First-time foragers are often anxious about choosing the wrong thing to eat and end up with an upset stomach – or worse.
But looking for food doesn’t always mean eating what you find.
Allysun West is looking for its natural coloring materials. The medicinal dye-based textile designer in Portland said artists and laymen alike might want to look for dyes for several reasons.
“Someone may not have access to a space to grow dye plants, someone may need a specific color they don’t have in their garden, or may just want to harvest their dyes from the wild. “West said.
If you’re interested in foraging but want to avoid gastrointestinal upset, finding materials to use as natural dyes is a great way to experiment with the hobby while adding panache to your linens and threads. .
Finding natural dye can also be a fun way to pick up invasive plants. The bright yellow bark of the Japanese barberry, which is invasive in Maine, makes a lavish yellow dye, West said.
âWe all benefit from harvesting plants like this,â West said.
There are also deep traditions associated with the practice, said Jackie Ottino Graf, owner of Forage Color at Searsmont.
âThe essence of natural dyes means coming from nature, so unless you are planting and harvesting specific dye plants, the landscape color supply is really reminiscent of native traditions,â Graf said. âPlus, it takes you through the woods and fields and uses materials that would otherwise just go through their life cycle. “
Graf had a few recommendations to start with. Black walnuts, she said, are readily available in the fall, and “tennis ball-sized green spongy balls” sticking out of trees are easy to spot.

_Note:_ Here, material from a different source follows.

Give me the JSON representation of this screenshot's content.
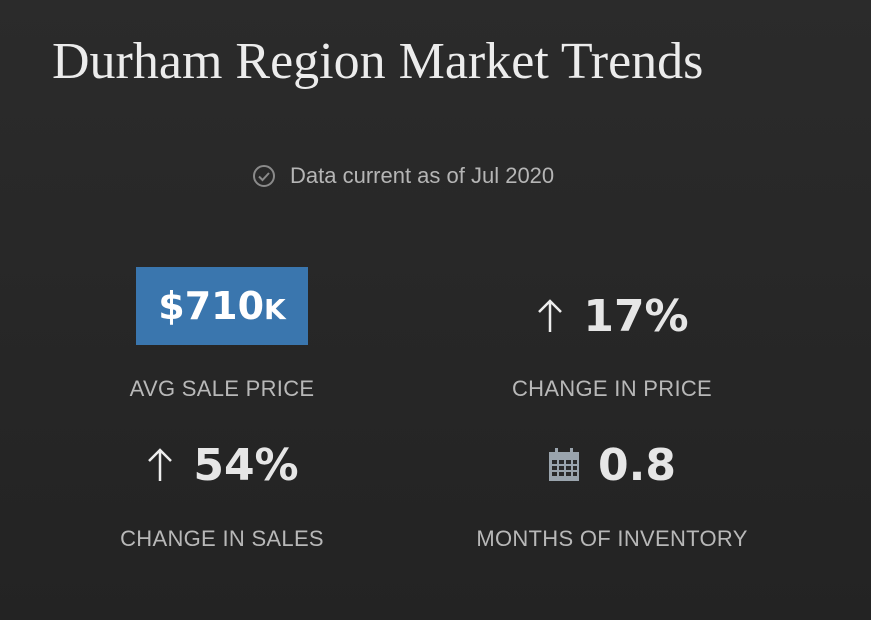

âThey smell like citrus when fresh and can be used fresh or dried,â Graf said. “They give a warm brown to dark brown color.”
Another easy-to-harvest coloring material is birch bark.
âI find fallen logs and remove the bark. Soak for a few weeks and then simmer gently will give pink undertones.
Goldenrod is another easy plant to pick, although its peak season is late summer and not cold fall.
âThey’re all over the roadsides and spread very easily but aren’t intrusive,â West said. âI have a lot of love for goldenrod because it is so accessible to everyone and creates a really pretty yellow. You might think you get the yellow from the flowers, but most of the color comes from actually stem and green leaves.
West said other natural out-of-season dyes include St. John’s Wort, which blooms in midsummer and makes a brown dye; horsetail, which can be harvested in the spring for a bright lime green coloring; and Rudbeckia, or Echinacea, which can be made into a yellow dye while “the center makes a big purple for printing”.
Graf and West also recommended looking for sumac, with its distinct leaves and magenta âsagsâ that impart an earthy tone to fabrics.
âSumac is also found pretty much everywhere and is one of my favorite plants for eco-printing and looks gray when in a dye bath,â West said. âStart with one, find it in one place and you’ll see it everywhere. “
Once you have the materials, you can make homemade dye using these natural ingredients.
“All you have to do is cut them or pick out the pieces you need and add the pieces to a pot of water, let it boil for an hour, then add your fabric for another hour. one hour or until it reaches the desired color. West says.
Graf said he thought of making a dye bath with fodder material like “making strong tea.”
âI heat gently and let the plant material stay in the water for several hours to several days before dyeing,â Graf said. “I filter the plant material and add my fibers to the dye, removing [them] when I’m happy with the color.
Graf and West both said there are no major safety considerations they can think of when it comes to finding a natural dye other than the usual considerations for safe and responsible foraging.
“[Make] Of course, you are aware of some poisonous plants like poison ivy, poison ivy, and poison ivy, âWest said.
âAs always, only use a designated dye pot for your dye materials. And don’t forget to get permission if you’re harvesting on land that isn’t public.